The strain is a mutated version of clade I, a form of mpox spread by contact with infected animals that have been endemic in Congo for decades. Mpox typically causes flu-like symptoms and pus-filled lesions and can kill.

Congo has had more than 18,000 suspected clade I and clade Ib mpox cases and 615 deaths this year, according to the WHO. There have also been 222 confirmed clade Ib cases in four African countries in the last month, plus a case each in Sweden and Thailand in people with a travel history in Africa.

“I worry that in Africa, we are working blindly,” said Dr Dimie Ogoina, an infectious diseases expert at Niger Delta University Hospital in Nigeria who chairs the WHO’s mpox emergency committee.

“We don’t understand our outbreak very well, and if we don’t understand our outbreak very well we will have difficulty addressing the problem in terms of transmission dynamics, the severity of the disease, risk factors of the disease,” Dr Ogoina said. “And I worry about the fact that the virus seems to be mutating and producing new strains.”

He said it took clade IIb in Nigeria five years or more to evolve enough for sustained spread among humans, sparking the 2022 global outbreak. Clade Ib has done the same thing in less than a year.

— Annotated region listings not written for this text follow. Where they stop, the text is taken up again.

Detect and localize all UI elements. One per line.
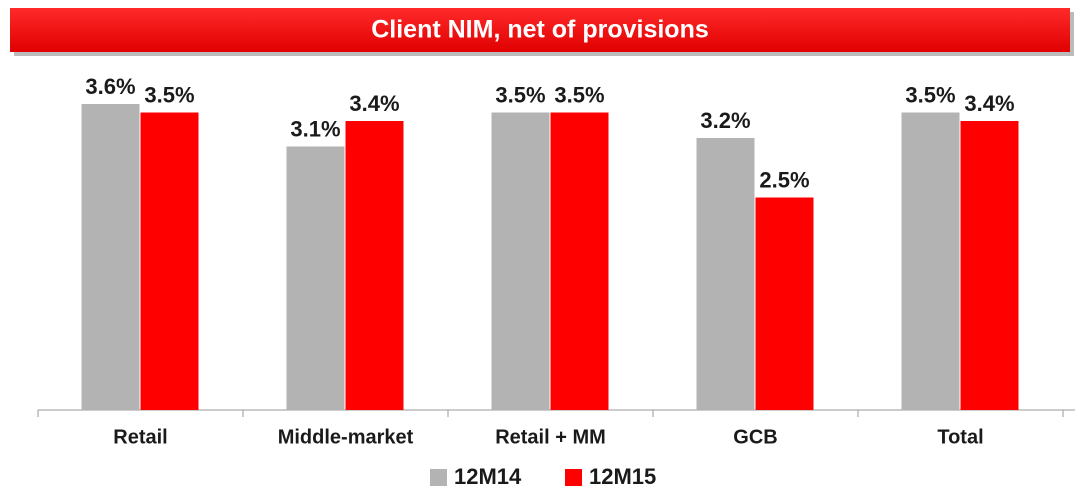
data-label: 3.4% [964,91,1014,116]
data-label: 3.5% [905,82,955,107]
legend-swatch [565,469,582,486]
data-label: 3.2% [700,108,750,133]
bar [491,112,550,410]
bar [960,121,1019,410]
bar [81,104,140,410]
bar [696,138,755,410]
data-label: 3.4% [349,91,399,116]
data-label: 2.5% [759,167,809,192]
data-label: 3.6% [85,74,135,99]
title-banner [10,8,1070,52]
bar [901,112,960,410]
legend-label: 12M15 [589,464,656,489]
data-label: 3.5% [495,82,545,107]
bar [550,112,609,410]
x-tick-label: Retail [113,426,167,448]
x-tick-label: Retail + MM [495,426,606,448]
bar [140,112,199,410]
legend-swatch [430,469,447,486]
bar [286,146,345,410]
data-label: 3.5% [554,82,604,107]
x-tick-label: Total [937,426,983,448]
x-tick-label: GCB [733,426,777,448]
bar [345,121,404,410]
chart-title: Client NIM, net of provisions [371,16,709,44]
x-tick-label: Middle-market [278,426,414,448]
bar [755,197,814,410]
data-label: 3.1% [290,116,340,141]
data-label: 3.5% [144,82,194,107]
legend-label: 12M14 [454,464,522,489]
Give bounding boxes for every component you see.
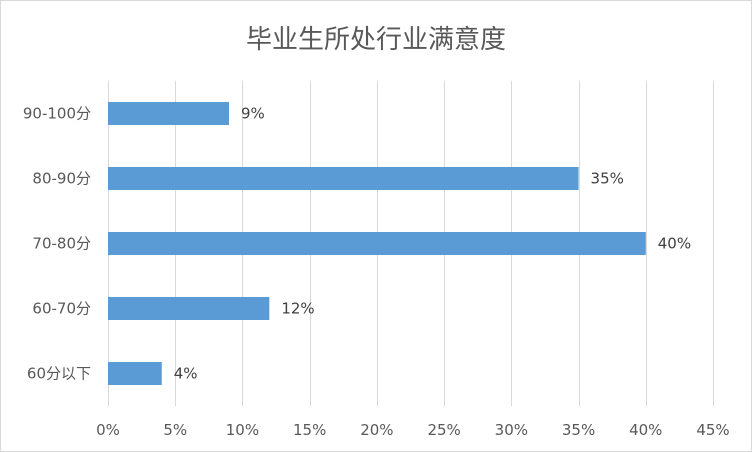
data-label: 4% [174, 365, 198, 383]
chart-title: 毕业生所处行业满意度 [246, 25, 506, 55]
y-category-label: 90-100分 [23, 105, 91, 123]
bar [108, 232, 646, 255]
bars [108, 102, 646, 385]
x-axis-ticks: 0% 5% 10% 15% 20% 25% 30% 35% 40% 45% [96, 421, 730, 439]
bar [108, 167, 579, 190]
x-tick-label: 25% [427, 421, 460, 439]
y-category-label: 60-70分 [32, 300, 91, 318]
x-tick-label: 20% [360, 421, 393, 439]
data-labels: 9% 35% 40% 12% 4% [174, 105, 691, 383]
x-tick-label: 30% [495, 421, 528, 439]
x-tick-label: 5% [163, 421, 187, 439]
data-label: 40% [658, 235, 691, 253]
y-axis-categories: 90-100分 80-90分 70-80分 60-70分 60分以下 [23, 105, 91, 383]
bar [108, 362, 162, 385]
bar [108, 102, 229, 125]
x-tick-label: 10% [226, 421, 259, 439]
x-tick-label: 45% [696, 421, 729, 439]
x-tick-label: 15% [293, 421, 326, 439]
x-tick-label: 0% [96, 421, 120, 439]
x-tick-label: 35% [562, 421, 595, 439]
bar [108, 297, 270, 320]
data-label: 9% [241, 105, 265, 123]
y-category-label: 80-90分 [32, 170, 91, 188]
x-tick-label: 40% [629, 421, 662, 439]
data-label: 12% [281, 300, 314, 318]
y-category-label: 70-80分 [32, 235, 91, 253]
y-category-label: 60分以下 [27, 365, 91, 383]
data-label: 35% [591, 170, 624, 188]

Mpox is an orthopoxvirus, from the family that causes smallpox. Population-wide protection from a global smallpox vaccine campaign 50 years ago has waned after vaccinations stopped when the disease was eradicated.

Genetic sequencing of clade Ib infections, which the WHO estimates emerged mid-September 2023, show they carry a mutation known as APOBEC3, a signature of adaptation in humans.

The virus that causes mpox has typically been fairly stable and slow to mutate, but APOBEC-driven mutations can accelerate viral evolution, said Dr Miguel Paredes, who is studying the evolution of mpox and other viruses at Fred Hutchison Cancer Centre in Seattle.

“All the human-to-human cases of mpox have this APOBEC signature of mutations, which means that it’s mutating a little bit more rapidly than we would expect,” he said.

Paredes and other scientists said a response was complicated by several mpox outbreaks happening at once.

The mutated versions, clade Ib and IIb, can now essentially be considered a sexually transmitted disease, said Dr Salim Abdool Karim, a South African epidemiologist and chair of the Africa CDC’s mpox advisory committee.

The virus also can spread through close contact with an infected person, which is likely how clusters of children have been infected with clade Ib, particularly in Burundi and in eastern Congo’s displacement camps.